Jean-Michel Charpin, Ensae 73 Commissaire au Plan

Publié par Pierre Morichau | N° 15 - Economie de l'eau

La finance était inexistante à l'Ensae quand j'y suis entré en 1971, mais l'ordinateur était déjà une banalité. Je l'ai toujours connu. Aujourd'hui, l'écran sur mon bureau me sert surtout à communiquer, plus qu'à faire des calculs, mais il me sert beaucoup.

Je n'ai pas envisagé sérieusement d'autre profession que celle d'économiste. Après l'X, j'ai étudié l'économie sous trois aspects différents: les instruments scientifiques à l'Ensae, la réalité quotidienne et l'histoire à Sciences﷓Po et la théorie en faculté. Comme professeurs, je n'a i eu ni le prix Nobel Maurice Allais ni le futur Premier ministre Raymond Barre, qui venaient de quitter l'école, mais j'ai été profondément marqué par Edmond Malinvaud et son enseignement. À l'Ensae, je voulais apprendre à formaliser l'économie, science que j'ai pourtant toujours considérée comme sociale et humaine, et je n'ai pas été déçu.

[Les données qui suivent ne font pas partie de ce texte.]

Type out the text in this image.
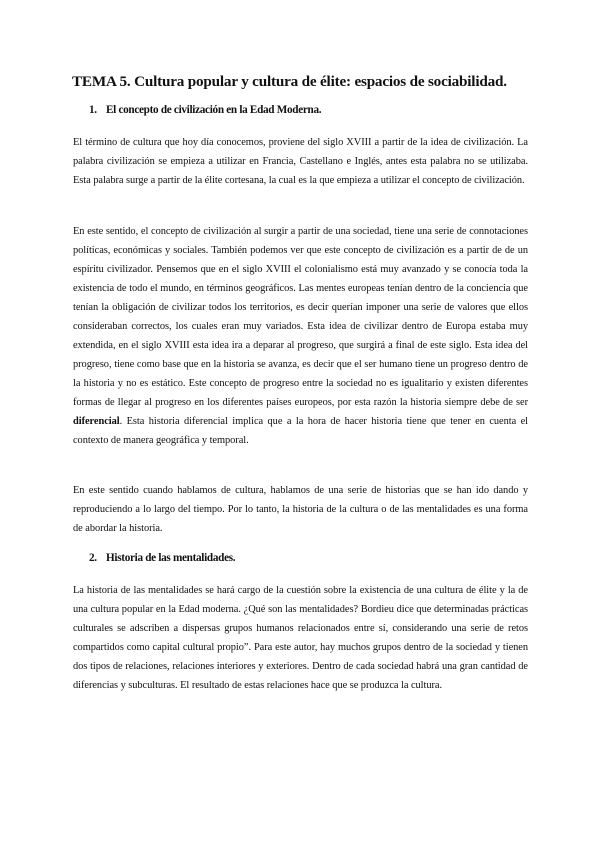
TEMA 5. Cultura popular y cultura de élite: espacios de sociabilidad.
1. El concepto de civilización en la Edad Moderna.

El término de cultura que hoy día conocemos, proviene del siglo XVIII a partir de la idea de civilización. La palabra civilización se empieza a utilizar en Francia, Castellano e Inglés, antes esta palabra no se utilizaba. Esta palabra surge a partir de la élite cortesana, la cual es la que empieza a utilizar el concepto de civilización.

En este sentido, el concepto de civilización al surgir a partir de una sociedad, tiene una serie de connotaciones políticas, económicas y sociales. También podemos ver que este concepto de civilización es a partir de de un espíritu civilizador. Pensemos que en el siglo XVIII el colonialismo está muy avanzado y se conocía toda la existencia de todo el mundo, en términos geográficos. Las mentes europeas tenían dentro de la conciencia que tenían la obligación de civilizar todos los territorios, es decir querían imponer una serie de valores que ellos consideraban correctos, los cuales eran muy variados. Esta idea de civilizar dentro de Europa estaba muy extendida, en el siglo XVIII esta idea ira a deparar al progreso, que surgirá a final de este siglo. Esta idea del progreso, tiene como base que en la historia se avanza, es decir que el ser humano tiene un progreso dentro de la historia y no es estático. Este concepto de progreso entre la sociedad no es igualitario y existen diferentes formas de llegar al progreso en los diferentes países europeos, por esta razón la historia siempre debe de ser diferencial. Esta historia diferencial implica que a la hora de hacer historia tiene que tener en cuenta el contexto de manera geográfica y temporal.

En este sentido cuando hablamos de cultura, hablamos de una serie de historias que se han ido dando y reproduciendo a lo largo del tiempo. Por lo tanto, la historia de la cultura o de las mentalidades es una forma de abordar la historia.

2. Historia de las mentalidades.

La historia de las mentalidades se hará cargo de la cuestión sobre la existencia de una cultura de élite y la de una cultura popular en la Edad moderna. ¿Qué son las mentalidades? Bordieu dice que determinadas prácticas culturales se adscriben a dispersas grupos humanos relacionados entre sí, considerando una serie de retos compartidos como capital cultural propio”. Para este autor, hay muchos grupos dentro de la sociedad y tienen dos tipos de relaciones, relaciones interiores y exteriores. Dentro de cada sociedad habrá una gran cantidad de diferencias y subculturas. El resultado de estas relaciones hace que se produzca la cultura.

TOUT COMMENCE AVEC LA RECHERCHE

Une fois diplômé, j'ai passé six ans à l'Insee, au Service des programmes. J'ai participé à la construction du modèle DMS (Dynamique Multi-Sectoriel) qui a servi à simuler le fonctionnement de l'économie française pendant une dizaine d'années. Après, l'ai dirigé l'équipe qui mettait DMS en oeuvre. Les demandes de simulations provenaient du Commissariat général du Plan. Avec le recul, je trouve que nous avons été meilleurs dans la protection des tendances ﷓ par exemple avec les 2,5 millions de chômeurs en 1985 annoncés en 1978 ﷓ que dans l'analyse des préconisations de politique économique.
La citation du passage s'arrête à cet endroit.